Peugeot Onyx – High Performance Hybrid
The Peugeot Onyx would be powered by a 3.7liter diesel hybrid V8 engine, complete with Kinetic Energy Recovery System (KERS) as found on current Formula One cars. In its basic form the engine would provide around 600bhp, which could be boosted to 680bhp for limited periods. Given that the car is designed to be lightweight – despite the copper panels – this should provide more than adequate performance, although no figures are given. Of course, we expect 200mph (320km/h) from a supercar without question, so we can assume it will meet that criterion. The thing about the Onyx, and about most concept cars, is they are there to showcase technology. As the exterior stylist, Sandeep Bhambra, says: “The silhouette of the Onyx is sculpted softly, sensuously, but it is also alive and technological. From the first sketches I wanted to create a showcase for technological excellence and craftsmanship by combining elements demonstrating high aerodynamic performance, Black Diamond lamps and copper bodywork panels fashioned by hand.”
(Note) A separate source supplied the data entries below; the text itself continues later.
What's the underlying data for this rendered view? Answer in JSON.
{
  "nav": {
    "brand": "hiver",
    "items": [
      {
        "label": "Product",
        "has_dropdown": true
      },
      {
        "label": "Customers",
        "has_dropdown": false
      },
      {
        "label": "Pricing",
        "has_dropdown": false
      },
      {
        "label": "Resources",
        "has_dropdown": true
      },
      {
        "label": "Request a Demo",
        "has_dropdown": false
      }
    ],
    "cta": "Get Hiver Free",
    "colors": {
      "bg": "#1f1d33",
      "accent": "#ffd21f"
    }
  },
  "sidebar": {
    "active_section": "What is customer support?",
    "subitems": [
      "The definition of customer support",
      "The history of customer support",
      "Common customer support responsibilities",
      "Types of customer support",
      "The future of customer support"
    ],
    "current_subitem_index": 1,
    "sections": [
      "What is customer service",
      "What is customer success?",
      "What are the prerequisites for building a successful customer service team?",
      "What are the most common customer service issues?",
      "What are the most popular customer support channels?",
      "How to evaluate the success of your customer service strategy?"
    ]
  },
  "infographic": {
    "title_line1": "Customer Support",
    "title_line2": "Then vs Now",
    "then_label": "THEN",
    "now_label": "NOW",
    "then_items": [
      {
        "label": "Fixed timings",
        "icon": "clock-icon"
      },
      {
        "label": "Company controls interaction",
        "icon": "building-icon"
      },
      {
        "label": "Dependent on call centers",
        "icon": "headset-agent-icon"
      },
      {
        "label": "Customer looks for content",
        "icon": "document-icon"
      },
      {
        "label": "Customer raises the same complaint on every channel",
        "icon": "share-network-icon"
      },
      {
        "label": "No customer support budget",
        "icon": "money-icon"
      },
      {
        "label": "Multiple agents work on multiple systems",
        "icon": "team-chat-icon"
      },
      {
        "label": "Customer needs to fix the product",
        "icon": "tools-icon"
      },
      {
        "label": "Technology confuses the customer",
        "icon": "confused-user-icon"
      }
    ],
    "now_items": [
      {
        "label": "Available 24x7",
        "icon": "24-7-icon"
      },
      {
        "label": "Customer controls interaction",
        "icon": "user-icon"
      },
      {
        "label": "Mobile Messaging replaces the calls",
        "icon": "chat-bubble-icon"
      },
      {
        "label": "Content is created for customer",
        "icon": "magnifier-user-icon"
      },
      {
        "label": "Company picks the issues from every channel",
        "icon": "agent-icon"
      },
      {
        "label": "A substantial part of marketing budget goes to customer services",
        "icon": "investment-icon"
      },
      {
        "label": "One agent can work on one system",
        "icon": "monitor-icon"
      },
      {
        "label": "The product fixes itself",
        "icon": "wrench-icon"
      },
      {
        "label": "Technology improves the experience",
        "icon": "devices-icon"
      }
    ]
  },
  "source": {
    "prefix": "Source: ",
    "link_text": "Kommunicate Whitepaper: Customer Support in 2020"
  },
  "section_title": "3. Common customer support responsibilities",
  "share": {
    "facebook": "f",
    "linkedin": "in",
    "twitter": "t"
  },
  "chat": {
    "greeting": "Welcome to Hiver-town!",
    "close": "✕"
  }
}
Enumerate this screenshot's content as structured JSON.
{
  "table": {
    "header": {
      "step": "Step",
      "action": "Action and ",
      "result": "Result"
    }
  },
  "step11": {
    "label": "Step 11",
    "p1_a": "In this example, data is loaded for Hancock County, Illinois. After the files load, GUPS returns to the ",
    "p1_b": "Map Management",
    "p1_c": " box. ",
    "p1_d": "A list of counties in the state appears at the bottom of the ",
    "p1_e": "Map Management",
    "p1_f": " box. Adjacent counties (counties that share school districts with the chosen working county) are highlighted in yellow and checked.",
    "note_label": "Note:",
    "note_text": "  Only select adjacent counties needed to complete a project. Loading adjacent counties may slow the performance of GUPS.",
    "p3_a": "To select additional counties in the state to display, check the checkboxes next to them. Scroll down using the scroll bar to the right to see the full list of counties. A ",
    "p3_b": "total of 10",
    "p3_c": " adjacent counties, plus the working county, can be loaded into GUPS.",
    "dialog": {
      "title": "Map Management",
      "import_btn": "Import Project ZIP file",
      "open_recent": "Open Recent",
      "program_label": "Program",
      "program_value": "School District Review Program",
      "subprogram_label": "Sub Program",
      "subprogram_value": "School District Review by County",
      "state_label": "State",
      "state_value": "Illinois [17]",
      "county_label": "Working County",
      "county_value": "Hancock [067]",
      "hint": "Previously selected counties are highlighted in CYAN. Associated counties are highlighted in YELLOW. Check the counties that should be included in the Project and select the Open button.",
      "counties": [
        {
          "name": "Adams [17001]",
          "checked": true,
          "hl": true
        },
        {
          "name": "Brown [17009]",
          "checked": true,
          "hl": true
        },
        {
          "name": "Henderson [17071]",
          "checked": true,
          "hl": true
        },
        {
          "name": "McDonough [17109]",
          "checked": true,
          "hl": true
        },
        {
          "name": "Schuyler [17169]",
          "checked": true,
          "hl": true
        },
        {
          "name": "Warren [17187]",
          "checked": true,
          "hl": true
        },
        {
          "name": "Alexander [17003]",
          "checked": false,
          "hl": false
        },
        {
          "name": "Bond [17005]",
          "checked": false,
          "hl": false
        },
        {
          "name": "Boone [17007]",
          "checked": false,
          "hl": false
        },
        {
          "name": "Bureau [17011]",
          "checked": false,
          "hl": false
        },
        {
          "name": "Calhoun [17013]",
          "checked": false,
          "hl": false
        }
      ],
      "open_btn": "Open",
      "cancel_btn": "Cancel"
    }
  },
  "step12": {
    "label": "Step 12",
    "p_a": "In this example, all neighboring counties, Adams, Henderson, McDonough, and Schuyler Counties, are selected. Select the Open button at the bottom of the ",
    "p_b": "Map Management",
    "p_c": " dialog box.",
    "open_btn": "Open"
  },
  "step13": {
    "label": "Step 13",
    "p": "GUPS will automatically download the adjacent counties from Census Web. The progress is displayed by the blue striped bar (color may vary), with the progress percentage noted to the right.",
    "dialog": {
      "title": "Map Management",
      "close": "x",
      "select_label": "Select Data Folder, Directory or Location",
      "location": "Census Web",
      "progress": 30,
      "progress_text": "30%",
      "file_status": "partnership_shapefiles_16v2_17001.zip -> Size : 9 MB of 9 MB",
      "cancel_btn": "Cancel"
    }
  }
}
Peugeot Onyx – Completing The Family
One of the highlights of the Onyx launch was the fact it came with two smaller siblings: a trike and a bike, each featuring the same copper and carbon finish. These delightful additions to the family raised a smile and, no doubt, helped us to understand that the Peugeot Onyx is as much about advancing design and manufacturing methods as creating a fast car. The whole idea of a concept car is to garner the audience’s reaction and, in this case especially, it was very much favourable. Will it ever reach production? We doubt that a car as curiously conceived and presented as this one could ever hit the roads in such a form, but there are certainly elements of the Onyx that will make their way onto future Peugeot road cars. Copper panels, however, are not likely to be among them. Still, this is a fine effort from a company that has become well known for its design ability, and a worthy contender for star of the show.